The Surrogate noted that the facts in Alco Gravure differed from the facts of the case before it because, first, Alco Gravure was not a cy pres proceeding; second, the plaintiffs in Alco Gravure were members of a named class of beneficiaries (i.e., persons employed by the defendant corporation); and, third, the issue in Alco Gravure pertained to the plaintiffs’ standing to sue, not standing to appear and participate as an intervenor as in this case. Nevertheless, the court stated that it would apply the rules enunciated in Alco Gravure, there being no other authority providing any superior guidance.

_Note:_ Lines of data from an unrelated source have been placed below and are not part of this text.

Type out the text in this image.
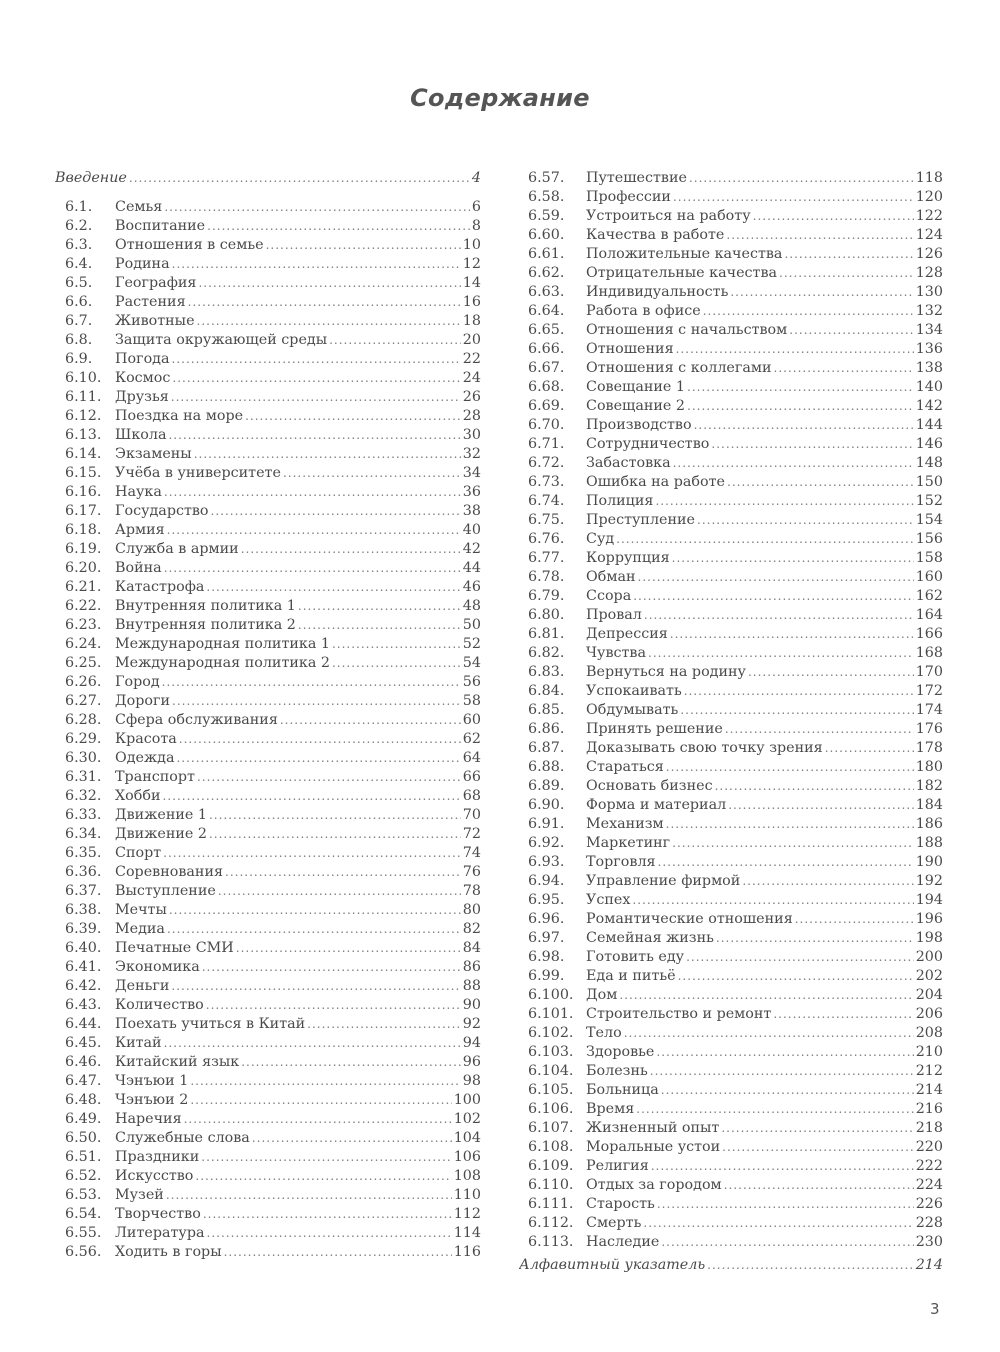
Содержание
Введение .....	4
6.1.	Семья .....	6
6.2.	Воспитание .....	8
6.3.	Отношения в семье .....	10
6.4.	Родина .....	12
6.5.	География .....	14
6.6.	Растения .....	16
6.7.	Животные .....	18
6.8.	Защита окружающей среды .....	20
6.9.	Погода .....	22
6.10. Космос .....	24
6.11. Друзья .....	26
6.12. Поездка на море .....	28
6.13. Школа .....	30
6.14. Экзамены .....	32
6.15. Учёба в университете .....	34
6.16. Наука .....	36
6.17. Государство .....	38
6.18. Армия .....	40
6.19. Служба в армии .....	42
6.20. Война .....	44
6.21. Катастрофа .....	46
6.22. Внутренняя политика 1 .....	48
6.23. Внутренняя политика 2 .....	50
6.24. Международная политика 1 .....	52
6.25. Международная политика 2 .....	54
6.26. Город .....	56
6.27. Дороги .....	58
6.28. Сфера обслуживания .....	60
6.29. Красота .....	62
6.30. Одежда .....	64
6.31. Транспорт .....	66
6.32. Хобби .....	68
6.33. Движение 1 .....	70
6.34. Движение 2 .....	72
6.35. Спорт .....	74
6.36. Соревнования .....	76
6.37. Выступление .....	78
6.38. Мечты .....	80
6.39. Медиа .....	82
6.40. Печатные СМИ .....	84
6.41. Экономика .....	86
6.42. Деньги .....	88
6.43. Количество .....	90
6.44. Поехать учиться в Китай .....	92
6.45. Китай .....	94
6.46. Китайский язык .....	96
6.47. Чэнъюи 1 .....	98
6.48. Чэнъюи 2 .....	100
6.49. Наречия .....	102
6.50. Служебные слова .....	104
6.51. Праздники .....	106
6.52. Искусство .....	108
6.53. Музей .....	110
6.54. Творчество .....	112
6.55. Литература .....	114
6.56. Ходить в горы .....	116
6.57.	Путешествие .....	118
6.58.	Профессии .....	120
6.59.	Устроиться на работу .....	122
6.60.	Качества в работе .....	124
6.61.	Положительные качества .....	126
6.62.	Отрицательные качества .....	128
6.63.	Индивидуальность .....	130
6.64.	Работа в офисе .....	132
6.65.	Отношения с начальством .....	134
6.66.	Отношения .....	136
6.67.	Отношения с коллегами .....	138
6.68.	Совещание 1 .....	140
6.69.	Совещание 2 .....	142
6.70.	Производство .....	144
6.71.	Сотрудничество .....	146
6.72.	Забастовка .....	148
6.73.	Ошибка на работе .....	150
6.74.	Полиция .....	152
6.75.	Преступление .....	154
6.76.	Суд .....	156
6.77.	Коррупция .....	158
6.78.	Обман .....	160
6.79.	Ссора .....	162
6.80.	Провал .....	164
6.81.	Депрессия .....	166
6.82.	Чувства .....	168
6.83.	Вернуться на родину .....	170
6.84.	Успокаивать .....	172
6.85.	Обдумывать .....	174
6.86.	Принять решение .....	176
6.87.	Доказывать свою точку зрения .....	178
6.88.	Стараться .....	180
6.89.	Основать бизнес .....	182
6.90.	Форма и материал .....	184
6.91.	Механизм .....	186
6.92.	Маркетинг .....	188
6.93.	Торговля .....	190
6.94.	Управление фирмой .....	192
6.95.	Успех .....	194
6.96.	Романтические отношения .....	196
6.97.	Семейная жизнь .....	198
6.98.	Готовить еду .....	200
6.99.	Еда и питьё .....	202
6.100. Дом .....	204
6.101. Строительство и ремонт .....	206
6.102. Тело .....	208
6.103. Здоровье .....	210
6.104. Болезнь .....	212
6.105. Больница .....	214
6.106. Время .....	216
6.107. Жизненный опыт .....	218
6.108. Моральные устои .....	220
6.109. Религия .....	222
6.110. Отдых за городом .....	224
6.111. Старость .....	226
6.112. Смерть .....	228
6.113. Наследие .....	230
Алфавитный указатель .....	214
3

Applying those rules, the court rejected the argument advanced by the Attorney General and the Foundation that Ellis is merely one of an undefined class of hundreds of potential beneficiaries of a cy pres-directed distribution of the trust, with no preferred status in a case. Instead the court determined that Ellis had a unique, contractual relationship with the Hospital that set it apart from all other potential charitable beneficiaries, and that therefore it was entitled to a preference in the distribution. The court based its determination on the facts regarding the Berger Commission’s mandate and the Asset Transfer Agreement between the Hospital and Ellis, by which Ellis acquired the Hospital’s assets and assumed its hospital services.
However, the court was careful to emphasize that its ruling should not be interpreted as meaning that in the event it determined to exercise its cy pres power, Ellis would be the likely recipient of the subject charitable disposition. The court’s ruling only provided Ellis with the status of an interested party, with the right to file a responsive pleading, participate in discovery, make motions, and participate during the trial.
Although the importance of the court’s decision in Matter of Lally might not extend much further than the specific facts of that case, it certainly provides further authority for the proposition that the Surrogate’s Courts are, first and foremost, courts of equity.